WASHINGTON -- The Affordable Care Act's menu-labelling proponent is coming under fire from convenience store retailers and their associations. Exact requirements are still being hashed out by the U.S. Food and Drug Administration, but as the act stands, many gas-station owners will soon be required to post calorie counts and other health data for the hot dogs, nachos and other junk food sweating under heat lamps near their cash registers, according to a Wall street Journal report.
The intent is to give customers more information so they can make healthier food choices, according to the FDA. But to franchise owners who run gas station convenience stores under brand names including Exxon and Shell, the whole notion reeks of government overreach.

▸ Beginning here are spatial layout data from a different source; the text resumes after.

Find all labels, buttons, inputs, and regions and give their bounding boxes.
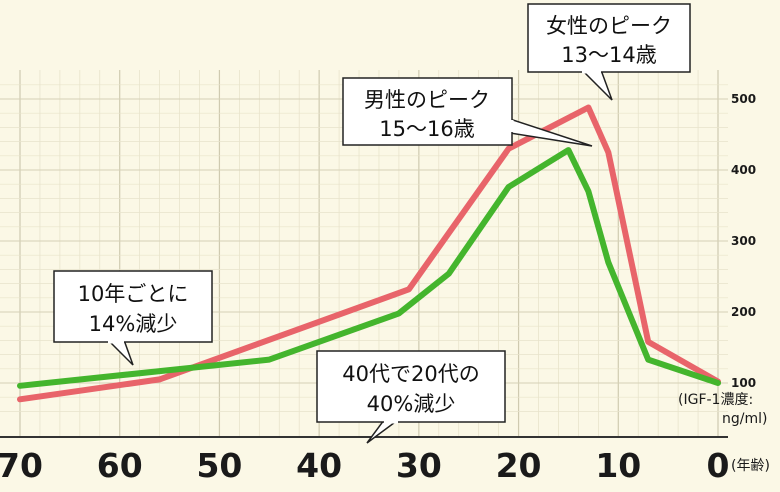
x-tick-label: 0 — [707, 446, 730, 485]
y-tick-label: 400 — [731, 163, 756, 177]
x-tick-label: 40 — [296, 446, 342, 485]
series-layer — [17, 104, 721, 403]
y-tick-label: 500 — [731, 92, 756, 106]
callout-decline-per-decade: 10年ごとに 14%減少 — [53, 270, 213, 366]
callout-female-peak-line1: 女性のピーク — [546, 14, 672, 38]
x-tick-label: 50 — [196, 446, 242, 485]
y-tick-label: 200 — [731, 305, 756, 319]
callout-male-peak-line1: 男性のピーク — [364, 88, 490, 112]
x-tick-label: 30 — [396, 446, 442, 485]
series-line-male — [17, 147, 721, 389]
callout-male-peak-line2: 15〜16歳 — [379, 117, 474, 141]
callout-decline-40s: 40代で20代の 40%減少 — [316, 350, 506, 444]
y-tick-label: 300 — [731, 234, 756, 248]
x-tick-label: 10 — [595, 446, 641, 485]
y-axis-unit-label-line1: (IGF-1濃度: — [678, 392, 753, 408]
x-axis-unit-label: (年齢) — [731, 458, 770, 474]
x-tick-label: 60 — [97, 446, 143, 485]
callout-female-peak: 女性のピーク 13〜14歳 — [527, 3, 691, 101]
y-axis-unit-label-line2: ng/ml) — [722, 411, 767, 427]
callout-male-peak: 男性のピーク 15〜16歳 — [342, 77, 593, 147]
callout-decline-40s-line1: 40代で20代の — [342, 362, 479, 386]
callout-decline-40s-line2: 40%減少 — [367, 392, 456, 416]
y-tick-labels: 500 400 300 200 100 — [731, 92, 756, 390]
x-tick-label: 70 — [0, 446, 43, 485]
callout-female-peak-line2: 13〜14歳 — [561, 43, 656, 67]
y-tick-label: 100 — [731, 376, 756, 390]
callout-decline-per-decade-line1: 10年ごとに — [78, 282, 189, 306]
x-tick-label: 20 — [496, 446, 542, 485]
x-tick-labels: 70 60 50 40 30 20 10 0 — [0, 446, 729, 485]
callout-decline-per-decade-line2: 14%減少 — [89, 312, 178, 336]
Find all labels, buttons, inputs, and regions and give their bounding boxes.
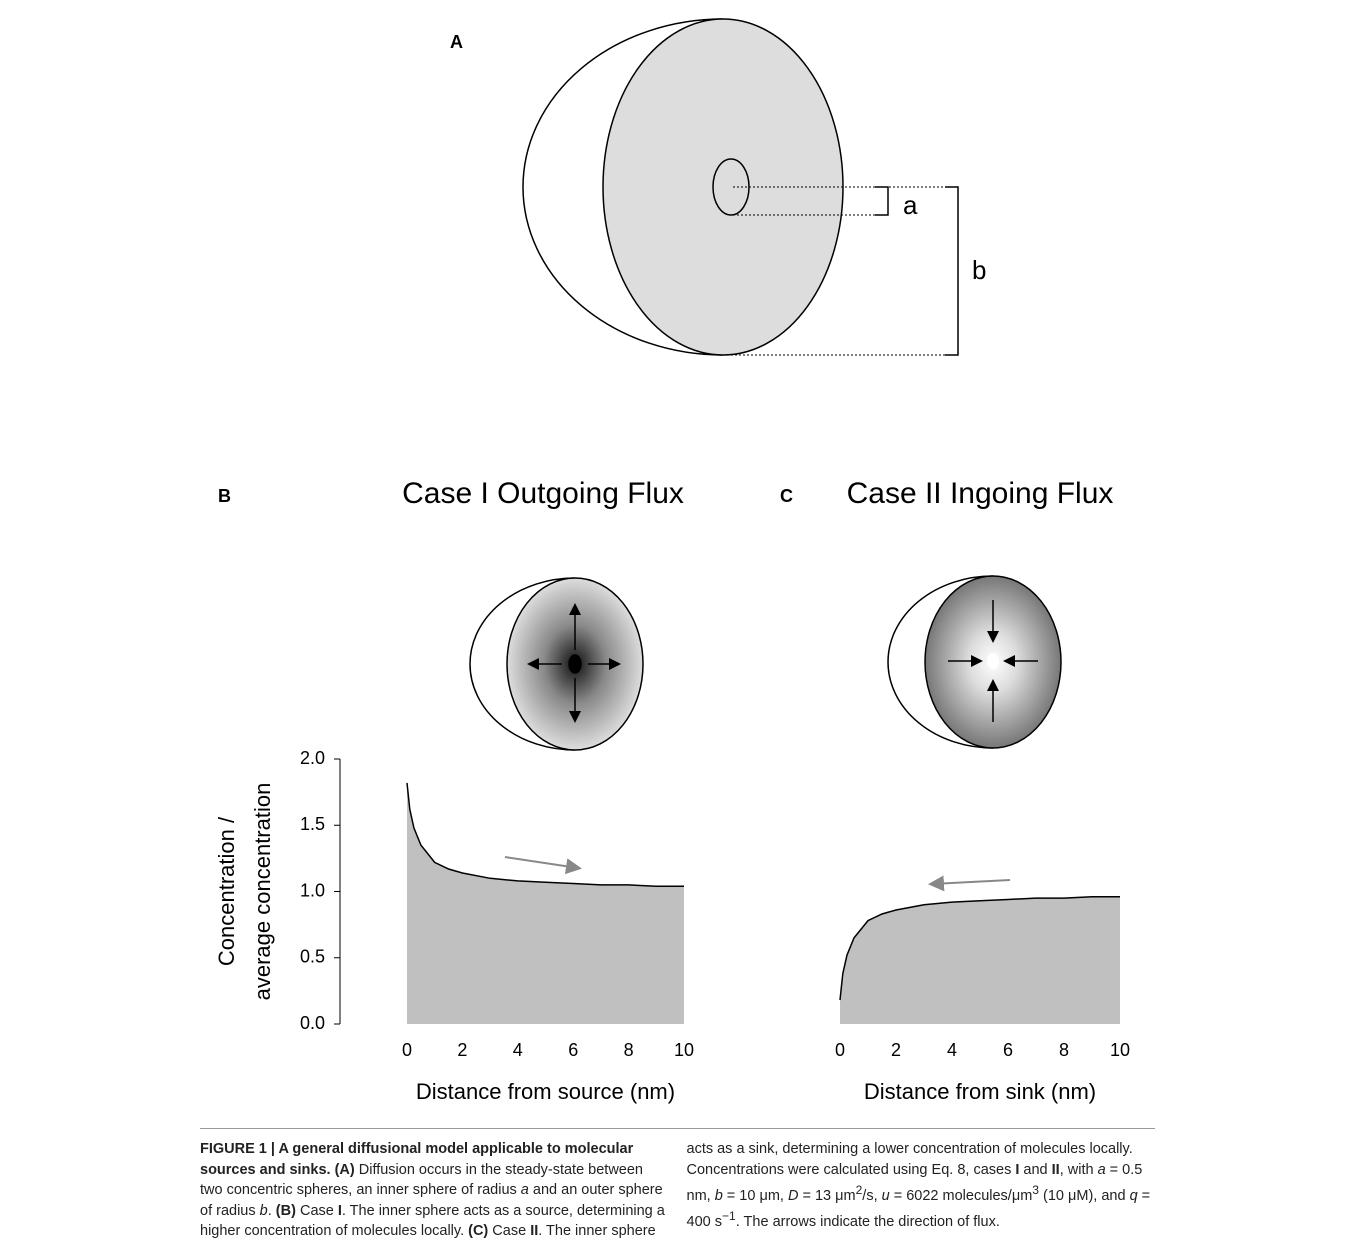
caption-text: /s, [862,1188,881,1204]
caption-text: , with [1060,1162,1098,1178]
y-tick-label: 1.0 [300,880,325,900]
x-tick-label: 10 [1110,1040,1130,1060]
x-tick-label: 4 [513,1040,523,1060]
x-tick-label: 6 [1003,1040,1013,1060]
caption-text: = 6022 molecules/μm [890,1188,1033,1204]
caption: FIGURE 1 | A general diffusional model a… [200,1128,1155,1242]
bracket-b [945,187,958,355]
inner-sphere [713,159,749,215]
caption-text: q [1130,1188,1138,1204]
caption-text: Case [296,1203,338,1219]
y-tick-label: 0.0 [300,1013,325,1033]
caption-text: D [788,1188,798,1204]
caption-text: = 10 μm, [723,1188,788,1204]
caption-text: (C) [468,1223,488,1239]
flux-arrow [932,880,1010,884]
caption-text: . The arrows indicate the direction of f… [736,1214,1000,1230]
caption-text: b [715,1188,723,1204]
panel-a [523,19,958,355]
caption-text: b [260,1203,268,1219]
x-tick-label: 6 [568,1040,578,1060]
caption-text: a [1098,1162,1106,1178]
area-fill [840,897,1120,1024]
chart-title: Case II Ingoing Flux [847,477,1114,510]
y-axis-label: Concentration / [214,816,239,966]
caption-text: 3 [1032,1183,1039,1197]
x-tick-label: 8 [1059,1040,1069,1060]
caption-text: Case [488,1223,530,1239]
figure: A a b B Case I Outgoing Flux 0 2 4 6 8 10 0.0 0.5… [0,0,1354,1125]
radius-label: b [972,255,986,285]
caption-text: −1 [722,1209,736,1223]
x-axis-label: Distance from source (nm) [416,1079,675,1104]
caption-text: (10 μM), and [1039,1188,1130,1204]
y-tick-label: 2.0 [300,748,325,768]
panel-label: A [450,32,463,52]
panel-label: C [780,486,793,506]
x-tick-label: 0 [402,1040,412,1060]
sink-icon [888,576,1061,748]
x-tick-label: 2 [457,1040,467,1060]
x-tick-label: 2 [891,1040,901,1060]
flux-arrow [505,857,578,868]
caption-text: II [1052,1162,1060,1178]
caption-text: a [521,1182,529,1198]
x-tick-label: 4 [947,1040,957,1060]
caption-text: u [882,1188,890,1204]
x-axis-label: Distance from sink (nm) [864,1079,1096,1104]
y-axis-label: average concentration [250,783,275,1001]
panel-label: B [218,486,231,506]
caption-text: and [1019,1162,1051,1178]
x-tick-label: 0 [835,1040,845,1060]
caption-text: (B) [276,1203,296,1219]
bracket-a [875,187,888,215]
caption-text: = 13 μm [798,1188,855,1204]
y-tick-label: 1.5 [300,814,325,834]
source-icon [470,578,643,750]
chart-title: Case I Outgoing Flux [402,477,684,510]
x-tick-label: 10 [674,1040,694,1060]
page: A a b B Case I Outgoing Flux 0 2 4 6 8 10 0.0 0.5… [0,0,1354,1254]
radius-label: a [903,190,918,220]
area-fill [407,783,684,1024]
caption-text: . [268,1203,276,1219]
x-tick-label: 8 [624,1040,634,1060]
y-tick-label: 0.5 [300,947,325,967]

Convenience store owners are fretting about the new healthcare law because they often make a higher margin selling food than they take in for fuel.
The overall convenience store industry could pay between $11 million and nearly $61 million to comply with the new rules, according to the FDA’s estimates.
At issue: Who exactly pays? The Big Oil companies behind the gas-station brand names and the small business owners who buy franchises could have to negotiate who pays for what, Dan Gilligan, president of the Petroleum Marketers Association of America, told the newspaper. PMAA's members directly own about 60,000 gas stations across the United States.
Repealing the Affordable Car Act’s menu labeling requirements is a fight the organization and companies like San Antonio-based refiner Valero Energy Corp. are taking to Capitol Hill. Both listed it among priorities on their lobbying budgets for the first three quarters of 2013.
If the cost of labeling proves too onerous and gas station owners ditch hot food options in favor of peddling only pre-packaged foods, snack makers might enlarge their market share. Potential winners: PepsiCo, whose brands include Doritos and Cheetos and Mountain Dew, and ConAgra Foods, maker of the Slim Jim.